If I had to figure out what to do with the insides of a Framework 13 laptop I had lying around after today, I might not turn it into a strange but compelling “Slabtop” this time.
No, I think that, having seen Penk Chen’s remarkable project to fit Framework parts into a kind of modern restyling of the Grid Compass laptop, I would have to wait until Chen posts detailed build instructions for this project… and until I had a 3D printer… and could gather the custom mechanical keyboard parts. Sure, that’s a lot harder, but it’s hard to put a price on drawing unnecessary attention to yourself while you chonk away on your faux-used future laptop.
The Rasti Computer, which Chen writes is “derived from the German compound word ‘Rasterrahmen’ (grid + framework),” has at its core the mainboard, battery, and antennae from the highly modular and repairable first-generation Framework laptop. It takes input from the custom keyboard Chen designed for the chassis, with custom PCB and 3D-printed keycaps and case. It sends images to a 10.4-inch QLED 1600×720 display, and it all fits inside a bevy of 3D-printed pieces with some fairly standard hex-head bolts. Oh, and the hinges from a 2012 13-inch MacBook pro, though that’s possibly negotiable.
Rear view of the Rasti Computer, with “a touch of silver dry brushing [that] added the beat-up metal look.”
Semi-exploded view of the Rasti Computer.
You can, of course, run Windows on this device, if you like. But it might feel dissonant to put so much custom work in to run a stock OS.
Chen’s project derives from, and pays tribute to, the Grid Compass (styled “GRiD” by its maker, GRiD Systems Corp.). The Compass was probably (again, probably) the first clamshell-style laptop made. It saw use by NASA’s Space Shuttle program, as well as by military and other entities needing a laptop that was both compact and throw-it-at-a-wall durable. It had 256KB of memory by default (less than half the amount Bill Gates didn’t say you should ever need), a 320×240 pixel screen, and an Intel 8086 processor. Some models contained a 1,200bps modem. It cost more than $8,000 in 1982, or almost $25,000 today.

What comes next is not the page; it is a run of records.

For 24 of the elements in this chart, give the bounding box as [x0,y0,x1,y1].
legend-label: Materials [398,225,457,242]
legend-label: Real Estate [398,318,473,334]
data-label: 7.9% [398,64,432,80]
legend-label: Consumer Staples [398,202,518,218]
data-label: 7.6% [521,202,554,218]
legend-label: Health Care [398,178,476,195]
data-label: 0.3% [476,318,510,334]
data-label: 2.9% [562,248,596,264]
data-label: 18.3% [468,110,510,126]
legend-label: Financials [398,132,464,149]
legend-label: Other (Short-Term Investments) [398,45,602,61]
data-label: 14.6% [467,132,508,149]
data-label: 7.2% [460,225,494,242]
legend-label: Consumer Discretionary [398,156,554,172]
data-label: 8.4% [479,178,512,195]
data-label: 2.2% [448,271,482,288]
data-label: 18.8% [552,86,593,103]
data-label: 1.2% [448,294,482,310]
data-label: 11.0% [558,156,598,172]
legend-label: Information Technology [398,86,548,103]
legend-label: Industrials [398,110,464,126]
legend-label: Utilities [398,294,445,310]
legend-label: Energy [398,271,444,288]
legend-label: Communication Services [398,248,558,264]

We have it on good word from some resident vintage computer collectors that the Compass remains a rare and expensive item to get. Rebuilding a Framework mainboard into a modern-day Grid-like doesn’t seem particularly cheap, depending on your 3D printer setup, or lack thereof. Nor is it likely to be easy, given a glimpse at how it goes together. But it will give you a unique portable and conversation piece, one that runs programs beyond Grid-OS.
You can read more about the Grid Compass at Cooper Hewitt, the firm where Compass designer Bill Moggridge worked as design director from 2010 until his 2011 passing. If you remember bubble memory, it’s a dip back into that genial trauma. Hackaday, where we first saw the Rasti project, wrote up a similarly Compass-inspired laptop, the GRIZ Sextant, with a Raspberry Pi at its core.